The colors are vibrant; the images, serene and exotic. Some are abstract. Others are simple. A glass carving of Thumper, the Disney rabbit, is Randall’s favorite. Or is it the bashful Japanese geisha? Or the intricate depiction of a lakeside picnic? It’s hard for him to choose.
Randall has buried himself in stained glass for more than 20 years, since he first entered retirement in 1988. He loves all aspects of the craft: choosing a pattern; measuring the frame; improvising the colors; cutting, soldering and gluing; hanging the finished work. The 86-year-old has spent hundreds of hours working with glass — months-worth, if you were to add up the time. And he hasn’t tired of it yet.
“I keep telling myself I’m going to quit,” the Ellsworth House resident says. “But I still haven’t yet.”
As Randall tells me this, his eyes skipping over brilliant shards of glass, he explains that the hobby has become increasingly expensive these days. He has already had to economize, buying cheaper materials online rather than from custom stores. Yet saying goodbye to a 20-year hobby is harder than he thought.
“A spool of solder used to be $7, and now it’s $20. The glass is becoming pricey too,” Randall says. “The problem is, when I start a project, I never have all the colors, so I go out and buy more glass. And then I have a lot left over, so I start a new project.”
If it were up to those who know Randall, they wouldn’t let him quit. A handful of residents and visitors have commissioned work from Randall. His son and daughter, their homes filled with stained glass, are two of his biggest fans. And there are others.

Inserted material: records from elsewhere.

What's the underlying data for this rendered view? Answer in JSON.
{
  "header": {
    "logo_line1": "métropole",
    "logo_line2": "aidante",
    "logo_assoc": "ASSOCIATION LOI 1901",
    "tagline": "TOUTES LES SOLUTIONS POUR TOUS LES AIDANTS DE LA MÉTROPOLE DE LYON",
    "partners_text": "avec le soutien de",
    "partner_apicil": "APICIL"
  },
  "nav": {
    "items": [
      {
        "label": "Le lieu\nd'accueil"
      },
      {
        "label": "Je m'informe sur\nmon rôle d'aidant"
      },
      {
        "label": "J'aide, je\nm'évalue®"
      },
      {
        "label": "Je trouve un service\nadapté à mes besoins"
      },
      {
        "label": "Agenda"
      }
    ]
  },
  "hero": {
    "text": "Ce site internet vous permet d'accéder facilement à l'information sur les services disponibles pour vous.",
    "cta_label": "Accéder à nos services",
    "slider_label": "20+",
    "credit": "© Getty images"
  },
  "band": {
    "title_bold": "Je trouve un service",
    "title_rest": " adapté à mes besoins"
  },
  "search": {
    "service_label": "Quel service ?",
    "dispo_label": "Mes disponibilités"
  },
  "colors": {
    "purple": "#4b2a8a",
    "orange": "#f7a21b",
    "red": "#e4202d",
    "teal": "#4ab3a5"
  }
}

“It’s wonderful what he does. What an artist! His work is just beautiful,” says Mary Karaniewski, a 14-year resident of Ellsworth House.
“He likes to make everyone gifts,” adds resident Phyllis Presbrey. “He gave me a little glass animal to hang on my door.”

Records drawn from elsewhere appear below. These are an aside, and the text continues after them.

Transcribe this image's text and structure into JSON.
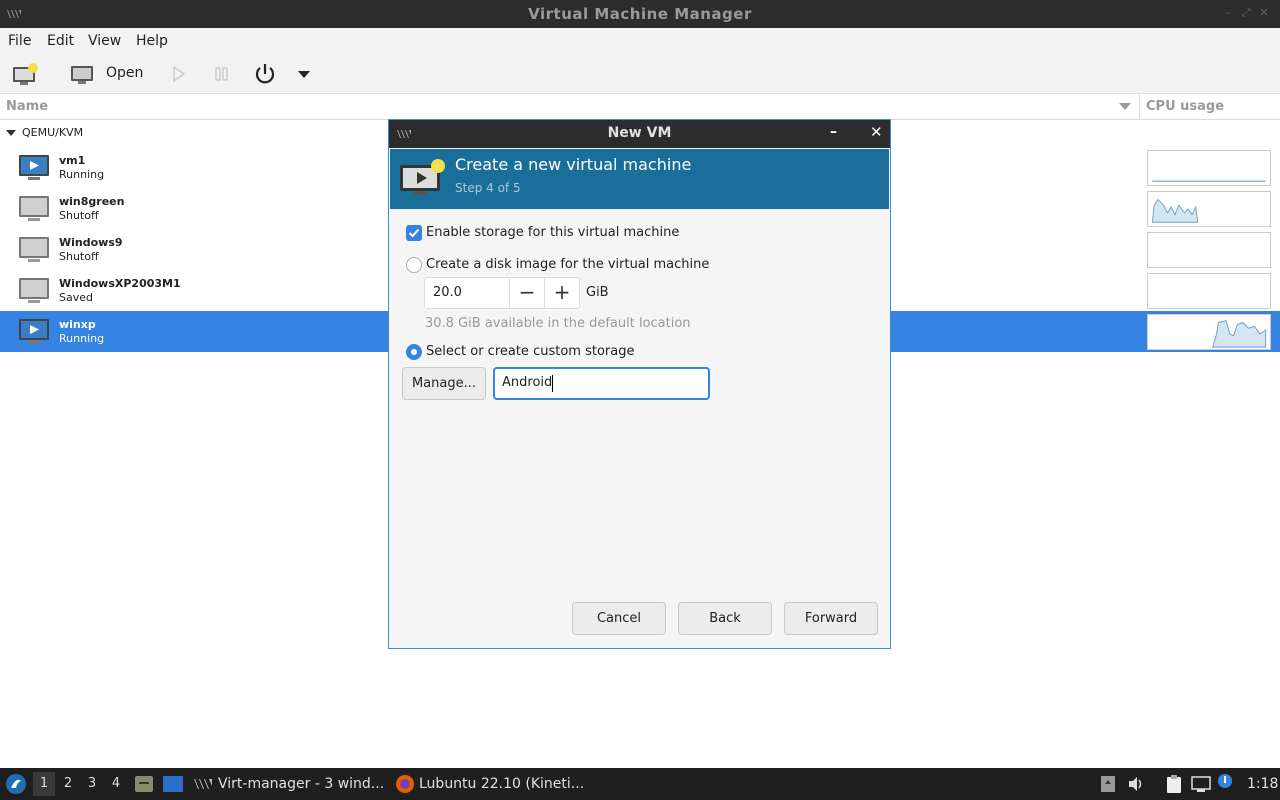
{
  "window": {
    "title": "Virtual Machine Manager"
  },
  "menu": {
    "file": "File",
    "edit": "Edit",
    "view": "View",
    "help": "Help"
  },
  "toolbar": {
    "open_label": "Open"
  },
  "columns": {
    "name": "Name",
    "cpu": "CPU usage"
  },
  "vms": {
    "group": "QEMU/KVM",
    "items": [
      {
        "name": "vm1",
        "status": "Running"
      },
      {
        "name": "win8green",
        "status": "Shutoff"
      },
      {
        "name": "Windows9",
        "status": "Shutoff"
      },
      {
        "name": "WindowsXP2003M1",
        "status": "Saved"
      },
      {
        "name": "winxp",
        "status": "Running"
      }
    ]
  },
  "dialog": {
    "title": "New VM",
    "heading": "Create a new virtual machine",
    "step": "Step 4 of 5",
    "enable_storage": "Enable storage for this virtual machine",
    "create_disk": "Create a disk image for the virtual machine",
    "disk_size": "20.0",
    "disk_unit": "GiB",
    "available": "30.8 GiB available in the default location",
    "custom_storage": "Select or create custom storage",
    "manage": "Manage...",
    "storage_value": "Android",
    "cancel": "Cancel",
    "back": "Back",
    "forward": "Forward"
  },
  "taskbar": {
    "workspaces": [
      "1",
      "2",
      "3",
      "4"
    ],
    "task1": "Virt-manager - 3 wind...",
    "task2": "Lubuntu 22.10 (Kineti...",
    "clock": "1:18"
  },
  "colors": {
    "accent": "#3584e4",
    "banner": "#1a6e9a",
    "titlebar": "#2c2c2c"
  }
}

Randall’s work is not only in high demand at Ellsworth House. After seeing Randall’s glass for the first time, a member of the Mercer Island Arts Council has been urging him to submit his work for exhibit. Yet the artist is not drawn by the public limelight or by the notion of money.

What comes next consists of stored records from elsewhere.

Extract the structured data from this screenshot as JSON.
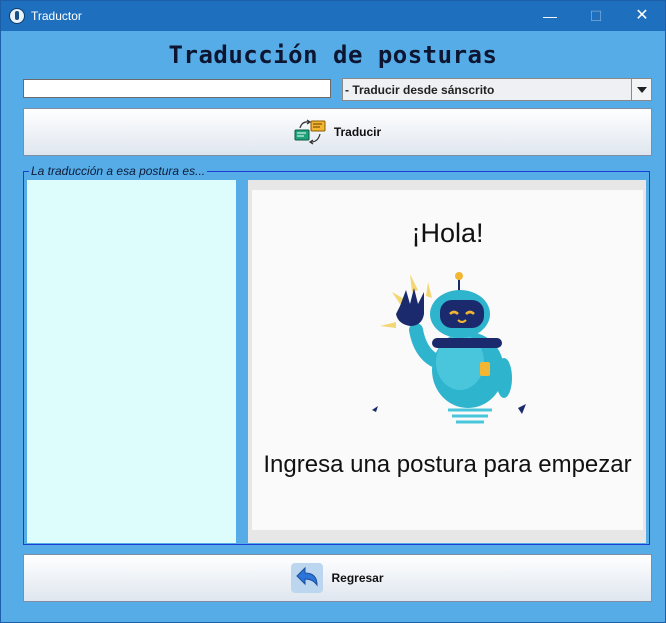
{
  "window": {
    "title": "Traductor"
  },
  "header": {
    "title": "Traducción de posturas"
  },
  "search": {
    "value": "",
    "placeholder": ""
  },
  "mode_select": {
    "selected": "- Traducir desde sánscrito"
  },
  "translate_button": {
    "label": "Traducir",
    "icon": "translate-icon"
  },
  "result_group": {
    "legend": "La traducción a esa postura es..."
  },
  "result_list": {
    "items": []
  },
  "illustration": {
    "greeting": "¡Hola!",
    "prompt": "Ingresa una postura para empezar",
    "icon": "waving-robot-icon"
  },
  "back_button": {
    "label": "Regresar",
    "icon": "back-arrow-icon"
  },
  "colors": {
    "background": "#55ace6",
    "titlebar": "#1e6fbd",
    "list_panel": "#dcfdfb",
    "group_border": "#1b3ed6"
  }
}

“I’ve been asked to display my work at the community center and the church that owns Ellsworth House wants me to give them pieces to sell by auction,” Randall says. “But I don’t need the attention or money. I just enjoy giving my glass as gifts.”
The residents of Ellsworth House, Randall says, are the only audience he needs.
More than two dozen glass images brighten the retirement home’s fourth-floor hallway, an opalescent angel illuminating its single window. Downstairs, in the community room, Randall has hung a Chinese design in the window facing east, “to catch the morning sunrise.” It was a gift, he says, for the building’s Asian residents.
“It’s a Chinese character that means ‘good fortune,’” the artist explains. “Everyone says they like it, so I’m pretty happy with that.”
Right now, Randall is working on a glass mosaic. He says it may be his last. His fingers are calloused. His Wizard glass grinder rattles with age. There is hardly a bare space left in his apartment. But there, on the corner of his desk, sits a small pile of tempting, leftover glass.